Bank vs. brokered CDs
Brokered CDs are issued by a variety of financial institutions, enabling you to choose the interest rate, maturity range, and issuer that best suits your investment goals. They are similar to CDs purchased directly from a bank except they can be traded on the open market. Brokered CDs sold prior to maturity in a second market may result in loss of principal due to fluctuation of interest rates, lack of liquidity or transaction costs.
Why buy CDs through TD Ameritrade?
More Choices - Buying a CD through TD Ameritrade gives you access to a wide variety of issuers, so you can survey the marketplace for the CD that fits your investing goals.
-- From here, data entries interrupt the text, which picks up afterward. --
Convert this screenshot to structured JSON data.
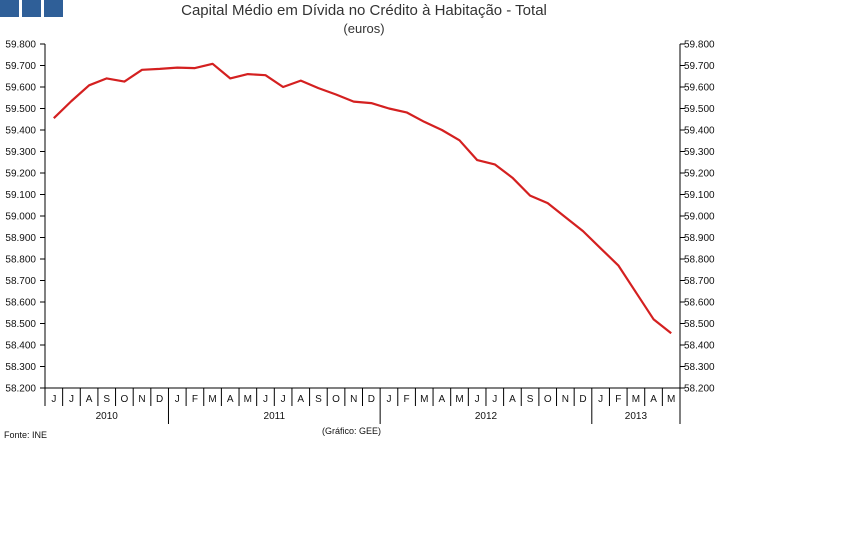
{
  "brand": {
    "color": "#2f5f98"
  },
  "chart_data": {
    "type": "line",
    "title": "Capital Médio em Dívida no Crédito à Habitação - Total",
    "subtitle": "(euros)",
    "xlabel": "",
    "ylabel": "",
    "ylim": [
      58200,
      59800
    ],
    "ytick_values": [
      58200,
      58300,
      58400,
      58500,
      58600,
      58700,
      58800,
      58900,
      59000,
      59100,
      59200,
      59300,
      59400,
      59500,
      59600,
      59700,
      59800
    ],
    "ytick_labels": [
      "58.200",
      "58.300",
      "58.400",
      "58.500",
      "58.600",
      "58.700",
      "58.800",
      "58.900",
      "59.000",
      "59.100",
      "59.200",
      "59.300",
      "59.400",
      "59.500",
      "59.600",
      "59.700",
      "59.800"
    ],
    "categories": [
      "J",
      "J",
      "A",
      "S",
      "O",
      "N",
      "D",
      "J",
      "F",
      "M",
      "A",
      "M",
      "J",
      "J",
      "A",
      "S",
      "O",
      "N",
      "D",
      "J",
      "F",
      "M",
      "A",
      "M",
      "J",
      "J",
      "A",
      "S",
      "O",
      "N",
      "D",
      "J",
      "F",
      "M",
      "A",
      "M"
    ],
    "years": [
      {
        "label": "2010",
        "start": 0,
        "count": 7
      },
      {
        "label": "2011",
        "start": 7,
        "count": 12
      },
      {
        "label": "2012",
        "start": 19,
        "count": 12
      },
      {
        "label": "2013",
        "start": 31,
        "count": 5
      }
    ],
    "series": [
      {
        "color": "#d42020",
        "values": [
          59455,
          59535,
          59608,
          59640,
          59625,
          59680,
          59684,
          59690,
          59688,
          59708,
          59640,
          59660,
          59655,
          59600,
          59630,
          59595,
          59565,
          59532,
          59525,
          59500,
          59482,
          59438,
          59400,
          59352,
          59260,
          59240,
          59178,
          59095,
          59060,
          58995,
          58930,
          58850,
          58770,
          58645,
          58520,
          58455
        ]
      }
    ],
    "grid": false,
    "legend": "none"
  },
  "notes": {
    "source": "Fonte: INE",
    "credit": "(Gráfico: GEE)"
  }
}
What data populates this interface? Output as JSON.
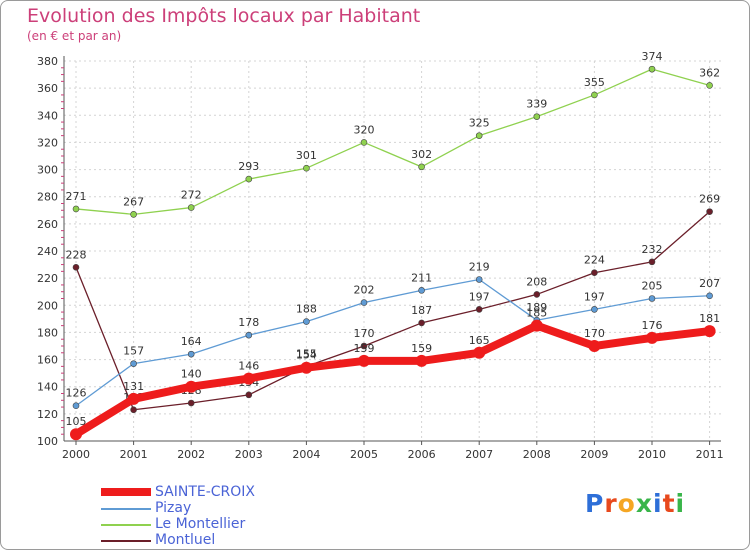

FDIC Protection - CDs offered through TD Ameritrade are FDIC-insured up to $250,000 per depositor per insured bank, including any interest accrued. Your CD investments are insured up to the FDIC limit for each depositor at each issuing institution.
Knowledgeable Support - No matter what level of support you need, our Fixed Income Specialists are available to help.
Features and benefits
Reliable Income: CDs are designed to provide a steady and predictable income over the time period you choose.
Affordable Minimum Purchase: CDs are available for an initial investment as low as $2,000.
Estate Planning: Most CDs offer estate protection which allows the investment to be redeemed at face value upon the death of the holder.
Selling Before Maturity: If you need to sell a CD before its maturity date, the sale proceeds may be more or less than your initial investment.1
Call Features: Some CDs may include a provision that allows the issuing bank to "call" or redeem the CD prior to maturity at a given price.
FDIC Coverage Limits: CDs are insured up to the FDIC limit per depositor per institution. If the total amount you have in deposit obligations at a specific institution exceeds the insurance limit, your deposits may not be fully protected.
Credit Risk: Since CDs are a debt instrument, there is a risk that the issuing institution will default. FDIC insurance helps mitigate that risk.